`docker stack deploy` fails to start SWAG

hughsw · 15 February 2021 11:09

I need to use docker stack deploy ... to start a SWAG container in a production environment. It fails due to the certbot timing out while waiting to validate. The docker-compose.yml file I’m using works if I use docker-compose up. And, docker stack deploy works if the config already has certs in it. So, it seems like there’s some issue with the SWAG image’s certbot trying to run in the Docker Stack environment.

I filed an issue here: `docker stack deploy` certbot fails to validate certs · Issue #88 · linuxserver/docker-swag · GitHub
The issue was summarily closed claiming that Docker Swarm port forwarding is the problem, even though the image can run in the swarm and both ports are being forwarded. Could someone please provide insight or re-open the issue.

Thanks.

(Posting here in General because Discourse won’t let newbie me post in LSIO Discussion)

j0nnymoe · 15 February 2021 11:23

Unfortunately I don’t use docker swarm so I can’t provide any insight to that but is there any reason you can’t use the DNS validation that is suggested?.

hughsw · 15 February 2021 11:37

Yes, various reasons, but primarily there are several top-level domains involved and most of their organizations are not (yet) supporting certbot DNS automation.

hughsw · 16 February 2021 02:10

So the issue has to do with opaque differences between certbot behavior in docker-compose up and docker stack deploy. As specifically as I can determine in my case, when it’s started by docker-compose up, the certbot uses the domain’s ipv4 address for validation, but when it’s tarted by docker stack deploy the certbot uses the domain’s ipv6 address. I can see the difference by using netstat -an while the newly-started container is waiting for validation. Under docker-compose the certbot is listening on ipv4 port 0.0.0.0:80, but under docker stack deploy it is listening on :::80. The certbot’s different behavior points to a separate issue that causes the validation failure, and that issue is that the Docker daemon is not correctly configuring ipv6 forwarding to containers…

I temporarily solved the problem by removing the DNS entry that provides the host’s ipv6 address.

j0nnymoe · 16 February 2021 08:16

As @aptalca suspected in then in the original ticket, that docker stack deploy isn’t doing the port forwarding correctly which is causing the validation to fail.

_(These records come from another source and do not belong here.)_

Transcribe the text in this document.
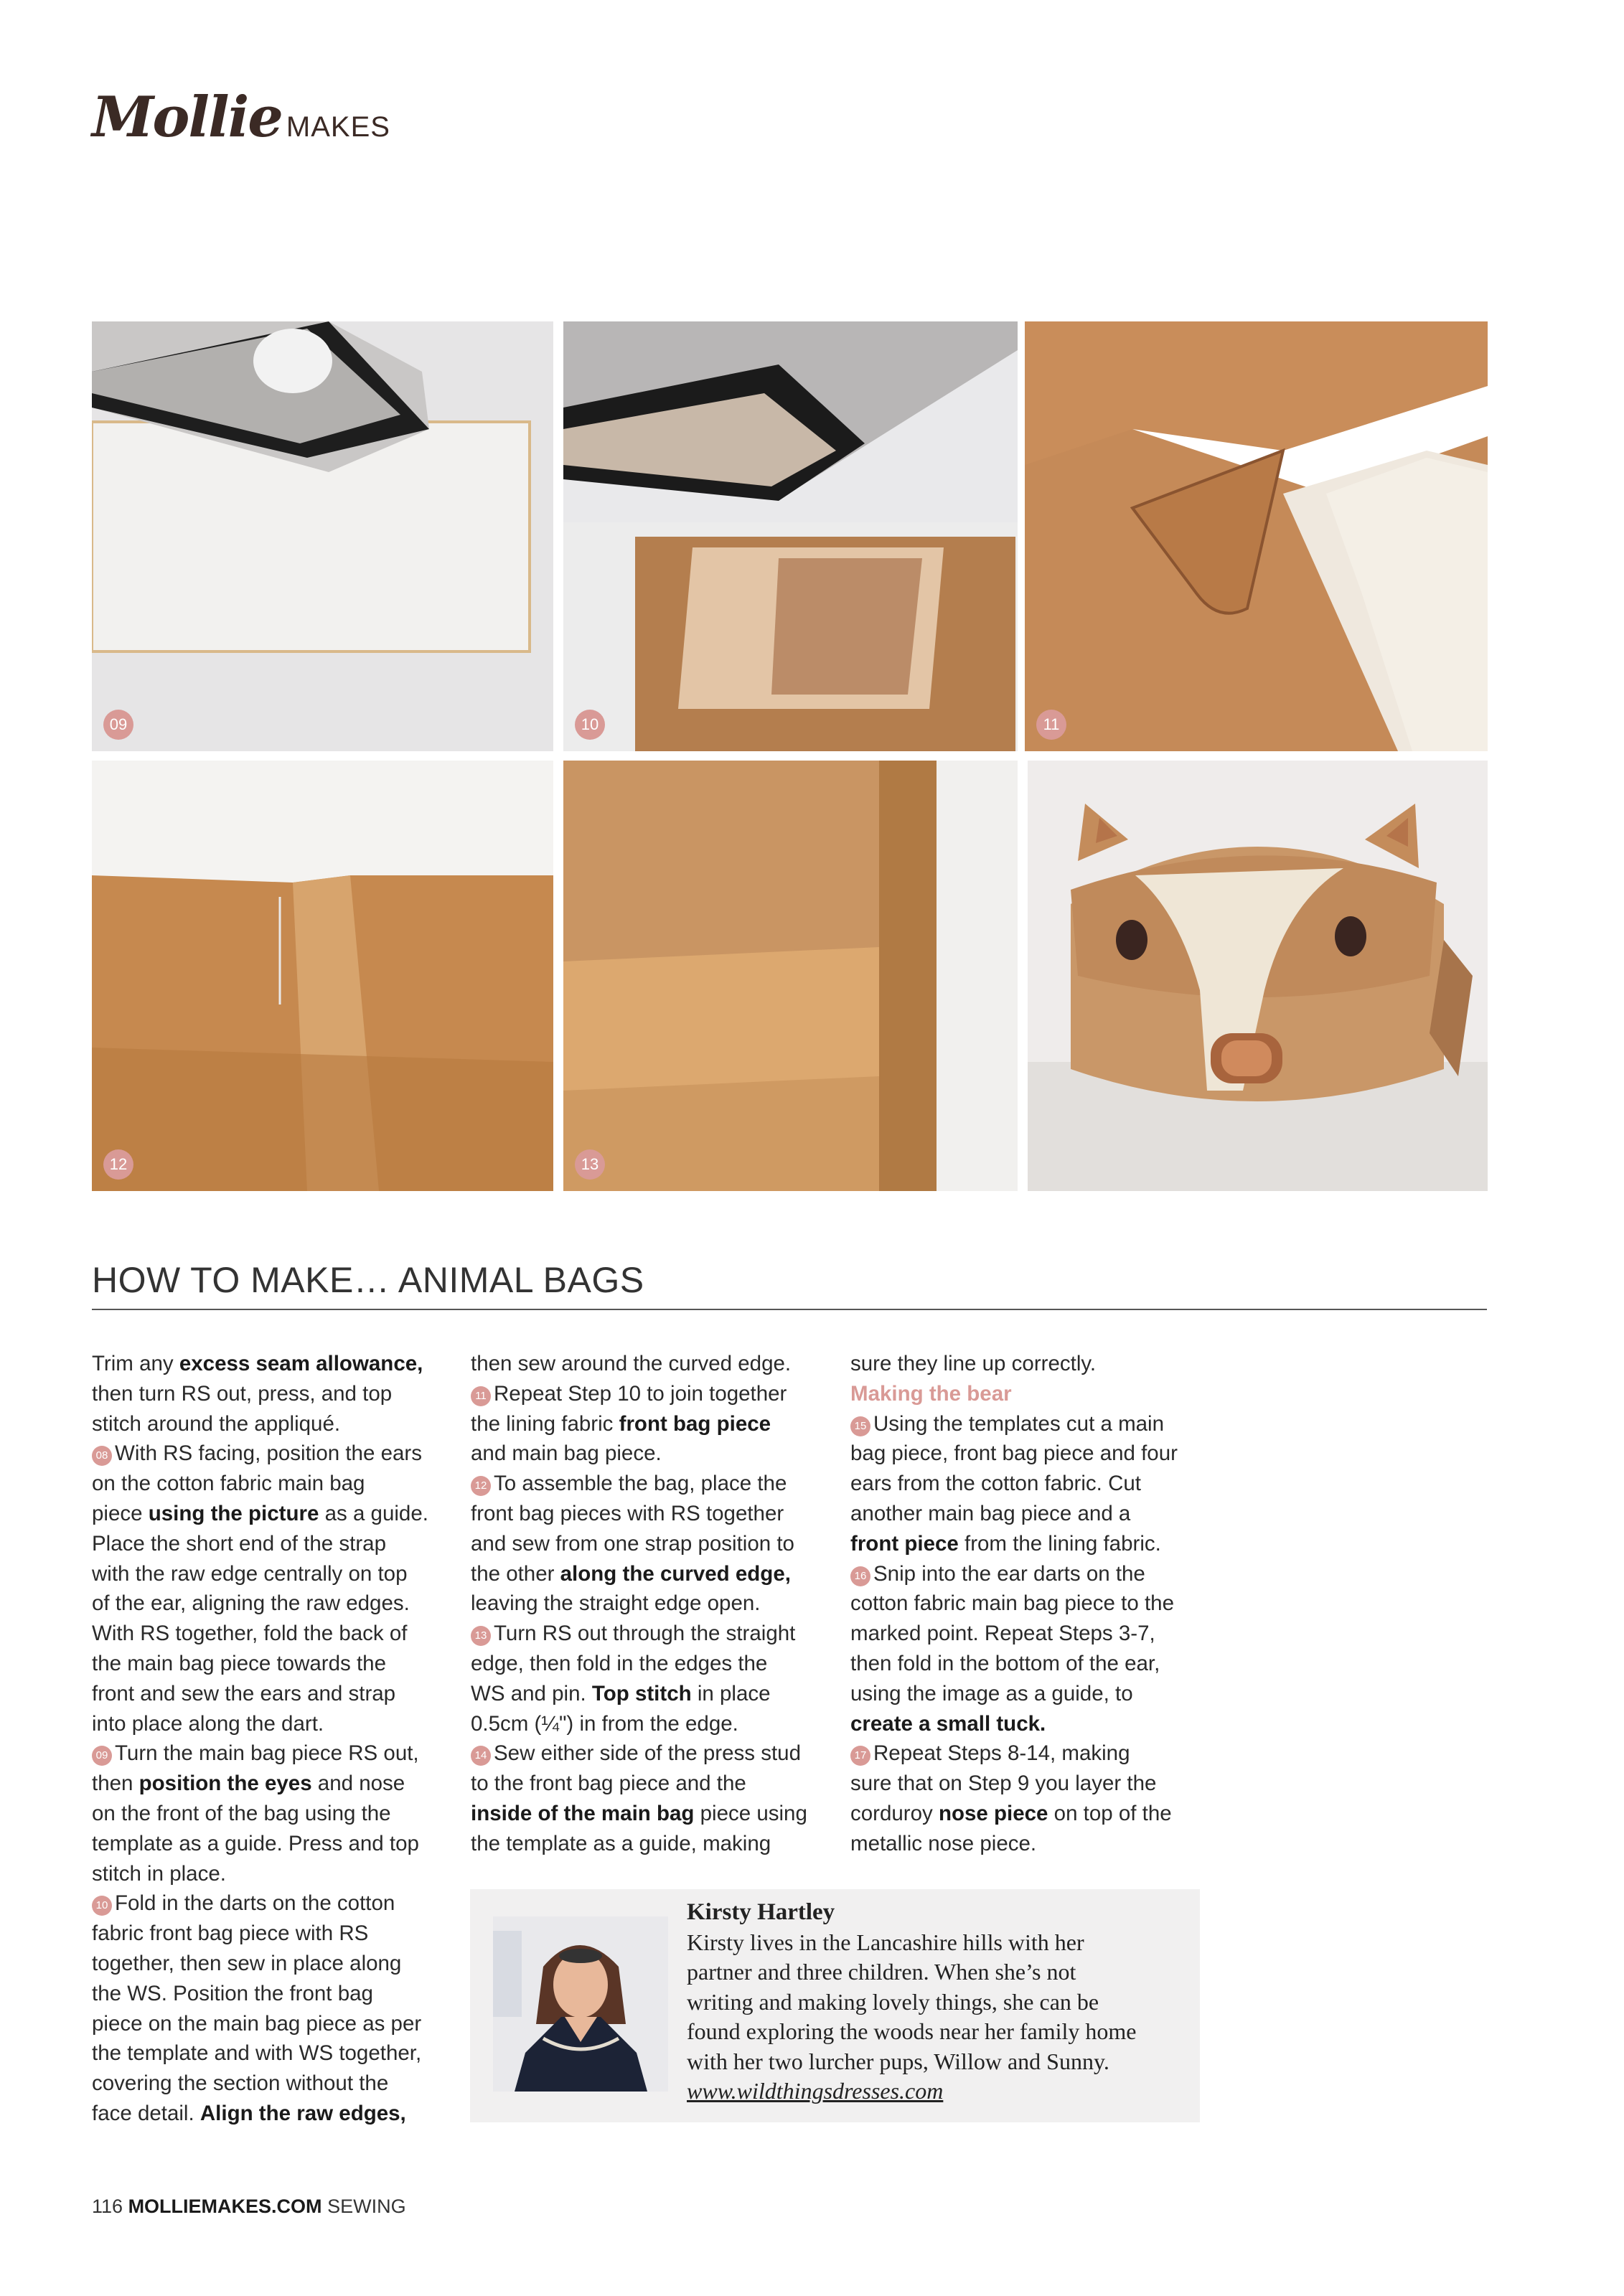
Mollie MAKES
09	10	11
12	13
HOW TO MAKE… ANIMAL BAGS

Trim any excess seam allowance,

then turn RS out, press, and top

stitch around the appliqué.

08 With RS facing, position the ears

on the cotton fabric main bag

piece using the picture as a guide.

Place the short end of the strap

with the raw edge centrally on top

of the ear, aligning the raw edges.

With RS together, fold the back of

the main bag piece towards the

front and sew the ears and strap

into place along the dart.

09 Turn the main bag piece RS out,

then position the eyes and nose

on the front of the bag using the

template as a guide. Press and top

stitch in place.

10 Fold in the darts on the cotton

fabric front bag piece with RS

together, then sew in place along

the WS. Position the front bag

piece on the main bag piece as per

the template and with WS together,

covering the section without the

face detail. Align the raw edges,

then sew around the curved edge.

11 Repeat Step 10 to join together

the lining fabric front bag piece

and main bag piece.

12 To assemble the bag, place the

front bag pieces with RS together

and sew from one strap position to

the other along the curved edge,

leaving the straight edge open.

13 Turn RS out through the straight

edge, then fold in the edges the

WS and pin. Top stitch in place

0.5cm (¼") in from the edge.

14 Sew either side of the press stud

to the front bag piece and the

inside of the main bag piece using

the template as a guide, making

sure they line up correctly.

Making the bear

15 Using the templates cut a main

bag piece, front bag piece and four

ears from the cotton fabric. Cut

another main bag piece and a

front piece from the lining fabric.

16 Snip into the ear darts on the

cotton fabric main bag piece to the

marked point. Repeat Steps 3-7,

then fold in the bottom of the ear,

using the image as a guide, to

create a small tuck.

17 Repeat Steps 8-14, making

sure that on Step 9 you layer the

corduroy nose piece on top of the

metallic nose piece.

Kirsty Hartley
Kirsty lives in the Lancashire hills with her
partner and three children. When she’s not
writing and making lovely things, she can be
found exploring the woods near her family home
with her two lurcher pups, Willow and Sunny.
www.wildthingsdresses.com
116 MOLLIEMAKES.COM SEWING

Good job on finding that.

Unfortunately we don’t test our containers on docker swarm (or k8s for that matter) nor does anyone use it within the team so it’s hard for us to support.

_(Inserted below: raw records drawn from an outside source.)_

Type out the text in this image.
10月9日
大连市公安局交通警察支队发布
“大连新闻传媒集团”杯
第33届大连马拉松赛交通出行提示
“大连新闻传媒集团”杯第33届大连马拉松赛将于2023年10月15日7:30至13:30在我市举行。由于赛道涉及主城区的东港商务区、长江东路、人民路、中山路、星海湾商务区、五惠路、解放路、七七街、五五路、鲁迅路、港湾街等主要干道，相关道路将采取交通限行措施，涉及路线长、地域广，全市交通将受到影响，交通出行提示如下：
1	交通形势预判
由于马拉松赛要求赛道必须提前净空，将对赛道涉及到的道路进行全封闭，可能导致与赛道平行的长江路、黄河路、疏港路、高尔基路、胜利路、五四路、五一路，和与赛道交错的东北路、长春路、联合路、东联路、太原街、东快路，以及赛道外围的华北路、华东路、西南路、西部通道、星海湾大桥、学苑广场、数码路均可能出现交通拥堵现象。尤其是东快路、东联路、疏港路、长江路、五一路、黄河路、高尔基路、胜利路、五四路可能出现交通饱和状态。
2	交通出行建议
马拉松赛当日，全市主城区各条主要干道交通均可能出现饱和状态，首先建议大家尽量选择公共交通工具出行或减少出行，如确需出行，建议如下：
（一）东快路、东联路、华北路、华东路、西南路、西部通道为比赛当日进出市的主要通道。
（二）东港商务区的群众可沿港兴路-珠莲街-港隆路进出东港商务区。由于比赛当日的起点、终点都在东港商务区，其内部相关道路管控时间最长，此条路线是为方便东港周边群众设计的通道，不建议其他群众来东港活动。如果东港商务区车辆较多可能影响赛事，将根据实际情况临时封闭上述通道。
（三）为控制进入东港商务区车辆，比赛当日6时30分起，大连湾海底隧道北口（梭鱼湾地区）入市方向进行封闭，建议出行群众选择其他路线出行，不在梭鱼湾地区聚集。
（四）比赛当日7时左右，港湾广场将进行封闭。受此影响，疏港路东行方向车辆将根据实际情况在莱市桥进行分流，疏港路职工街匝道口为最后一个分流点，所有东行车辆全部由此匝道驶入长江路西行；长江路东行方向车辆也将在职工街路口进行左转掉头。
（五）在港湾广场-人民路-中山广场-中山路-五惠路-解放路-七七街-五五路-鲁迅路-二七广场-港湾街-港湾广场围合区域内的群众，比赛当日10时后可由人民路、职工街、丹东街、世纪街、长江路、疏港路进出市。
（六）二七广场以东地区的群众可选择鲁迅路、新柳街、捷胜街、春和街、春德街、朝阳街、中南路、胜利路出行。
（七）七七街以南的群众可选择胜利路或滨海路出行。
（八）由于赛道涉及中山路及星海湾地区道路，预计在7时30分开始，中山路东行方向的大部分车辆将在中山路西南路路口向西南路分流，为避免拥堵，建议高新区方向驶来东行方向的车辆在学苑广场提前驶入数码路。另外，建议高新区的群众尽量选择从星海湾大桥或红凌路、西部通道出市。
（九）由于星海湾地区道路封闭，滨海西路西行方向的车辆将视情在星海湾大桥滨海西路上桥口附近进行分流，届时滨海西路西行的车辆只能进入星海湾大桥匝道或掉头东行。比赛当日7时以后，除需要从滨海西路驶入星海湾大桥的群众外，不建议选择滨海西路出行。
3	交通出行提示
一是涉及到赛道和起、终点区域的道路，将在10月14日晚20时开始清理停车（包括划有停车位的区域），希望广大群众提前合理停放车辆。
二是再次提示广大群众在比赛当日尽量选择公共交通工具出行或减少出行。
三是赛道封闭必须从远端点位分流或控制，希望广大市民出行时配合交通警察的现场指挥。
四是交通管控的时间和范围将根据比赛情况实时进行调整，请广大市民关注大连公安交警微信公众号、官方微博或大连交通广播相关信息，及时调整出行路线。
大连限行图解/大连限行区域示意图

hughsw · 16 February 2021 13:36

Ouch! swarm and k8s is where things are moving!

I haven’t seen anything that confirms my conclusion that certbot behaves differently in the docker-compose up world vs docker stack deploy world, but given the totally different implementations of the two worlds, it wouldn’t surprise me. Given the much deeper integration of docker stack into the Docker engine, I would encourage you all to look at having more explicit swarm testing and support.

j0nnymoe · 16 February 2021 14:09

As and when we start looking at difference technologies I suspect we will lean towards k8s rather than docker swarm. A few people within the team are already familiar with it so it would be only natural to progress on to that.

Roxedus · 16 February 2021 14:15

Pretty sure this all stem to the fact that swarm is giving your containers ipv6 to begin with, while a stand-alone setup does not.

As for SWAG, it does not try to replace the ingress functions in either swarm or k*s, it’s just not suited to run in these environments.

hughsw · 16 February 2021 14:50

I’m learning the hard way that ipv6 support in Docker is still a bit of a mess (though way better than it was).

In case anyone stumbles here with similar problems, there is a Docker image that makes ipv6 behave like ipv4 (NAT-centric), which is a simple solution. The README has a lot of links to very good discussions about the matter, and overall it acknowledges that this simple solution is not ideal, but is a practical approach that works today. GitHub - robbertkl/docker-ipv6nat: Extend Docker with IPv6 NAT, similar to IPv4

aptalca · 16 February 2021 15:01

Swarm is pretty much dead at this point (docker enterprise was bought by a k8s centric company). And k8s is way overkill for a homelab in my opinion.

We recommend docker-compose for a homelab (or even production scenarios that are only a couple of containers like an nginx+mariadb type setups).